Tarihte temellenen bir sosyolojinin ya da tarihsel sosyolojinin başlamasından bugüne bir hayli zaman geçtiği halde işlevselciler, sosyolojideki bu yaklaşımı hiç dikkate almamışlar ve üstelik sosyoloji tarihsel boyutundan vazgeçirmek için çaba göstermişlerdi. Toplumu açıklamak için toplumu bir sistem tarzında bütünleşmiş bir birlik gibi tasarlayan işlevselciler, yeni bir sosyolojik çözümleme yolu olarak, toplumu , daha doğrusu toplumun örgütlenmesini ve işleyişini, toplumun evriminin belirli bir anında ele almışlardır. Böylece işlevselcilik, bir bakıma tarihi ve toplumsal değişmeyi reddetmenin açıkça ilan edilmesi olmuştur.
İşlevselcilikteki bu yöntem yanlışlığı, tarihsel açıdan, daha doğrusu işlevselciliğin tarihi bakımından kolayca açıklanabilir: Hemen yukarıda da söylediğimiz gibi işlevselcilik, önce kültürel antropolojide uygulanmaya başlamıştır. Ve antropologların incelediği eski ya da ilkel toplumların, genel olarak, bilinen tarihleri olmadığından, bu durum, işlevselciliğin bu tarihsiz –bu tarih dışı –tutumu benimsemesinde önemli bir etken olmuştur. Buna karşılık, tarihi olan toplumların incelenmesi için işlevselciliğe başvurulduğunda ,işlevselciliğin tarihe karşı ilgisizliği, sosyolojiyi önemli ölçüde daraltmış ve sınırlandırmıştır. İşlevselcilik, özellikle tasvirle ve toplumsal örgütlenmenin yapılarının ve işleyişinin çözümlenmesiyle yetinmiştir. Şu halde işlevselciliğin uygulanmasıyla sosyolojideki tarihsel gelenek, otuz kırk yıldan beri bir duraklamaya girmiş demektir. Çünkü, toplumların tarihselliği, artık ne kuramsal,ne de somut araştırmaların önde gelen konusudur.

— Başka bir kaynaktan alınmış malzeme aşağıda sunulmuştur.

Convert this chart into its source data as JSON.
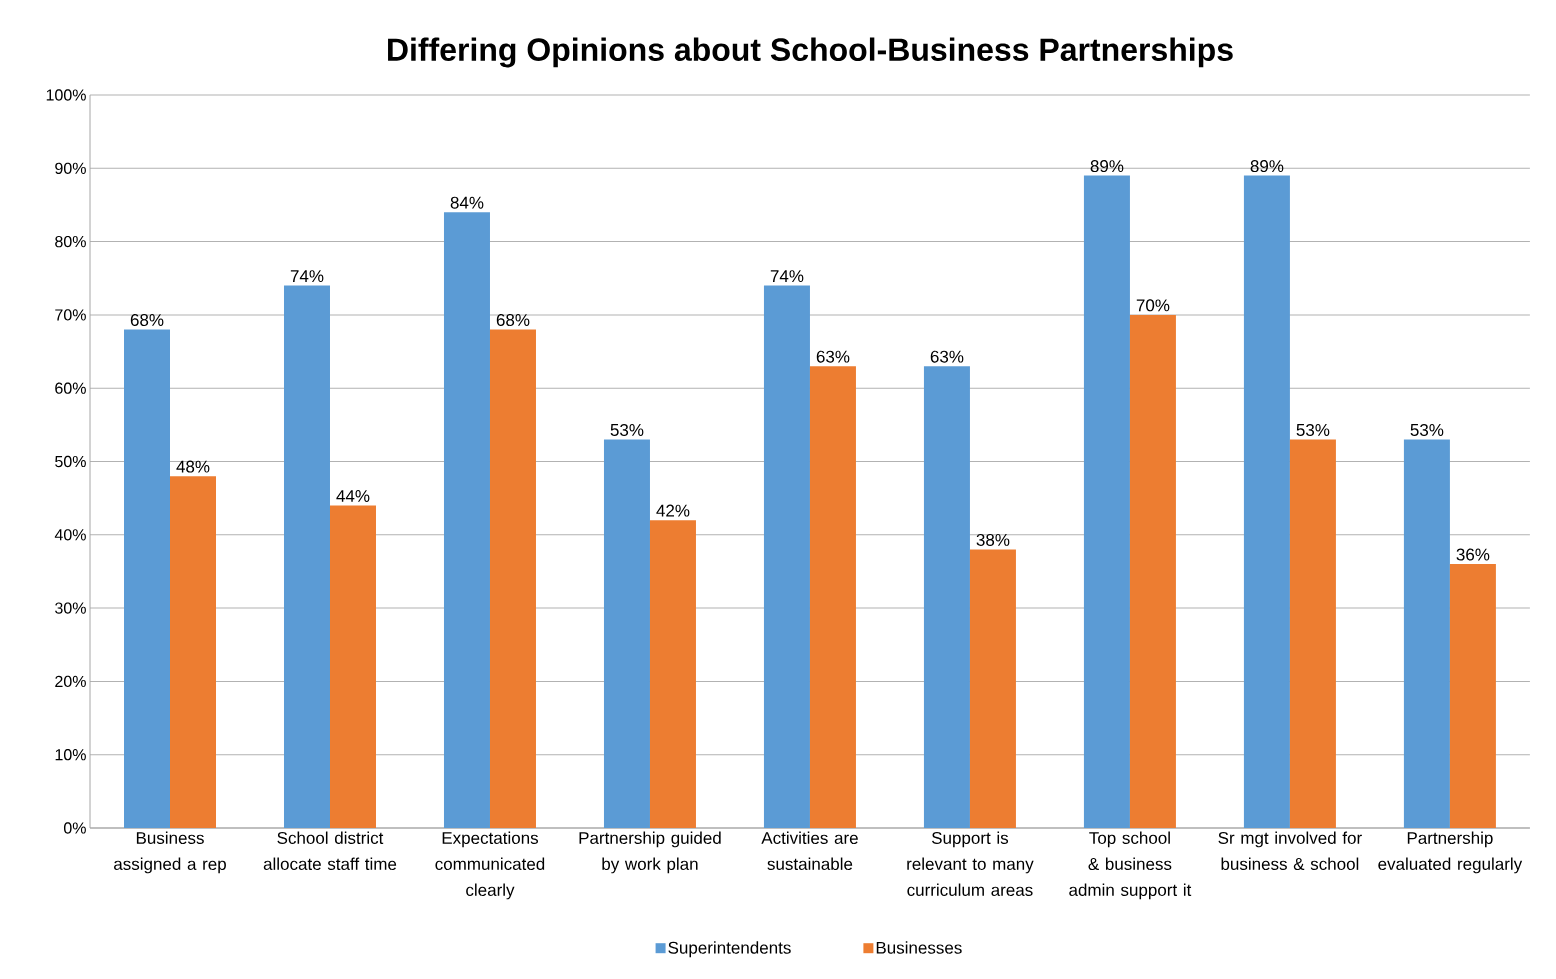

Görülüyor ki işlevsel görüş yeni bir şey değildir;hele toplumsal bilimlere özgü bir şey hiç değildir. Başlangıçta biyoloji, fizyoloji, sonraları psikoloji, ekonomi, etnoloji ve sosyoloji, konuları olan olguları sonuçlarına göre yorumlamışlardı; başka bir deyişle bu bilimler, işlevselci dönemlerinde işlevselciliğe, olguların içinde yer aldığı yapıları öğrenmek için, olguları sonuçlarına göre yorumlama rolünü vermişlerdir. Ayrıca nedenleri kavrayamamak,sosyologları sosyolojik olguları işlev kavramıyla açıklamaya, yorumlamaya götürmüştür. Ve işlevselcilerin büyük bir bölümü, dikkat ve çabalarını yapının durgunluğu ya da toplumsal denge kavramına yönelttikleri için, yapısal değişmelerin incelenmesini bile bir yana itmişlerdir.
Yukarıda kısaca sunmaya ve açıklamaya çalıştığımız biçimiyle bu işlevselciliğe, işlevselciliğin eski biçimi diyebiliriz.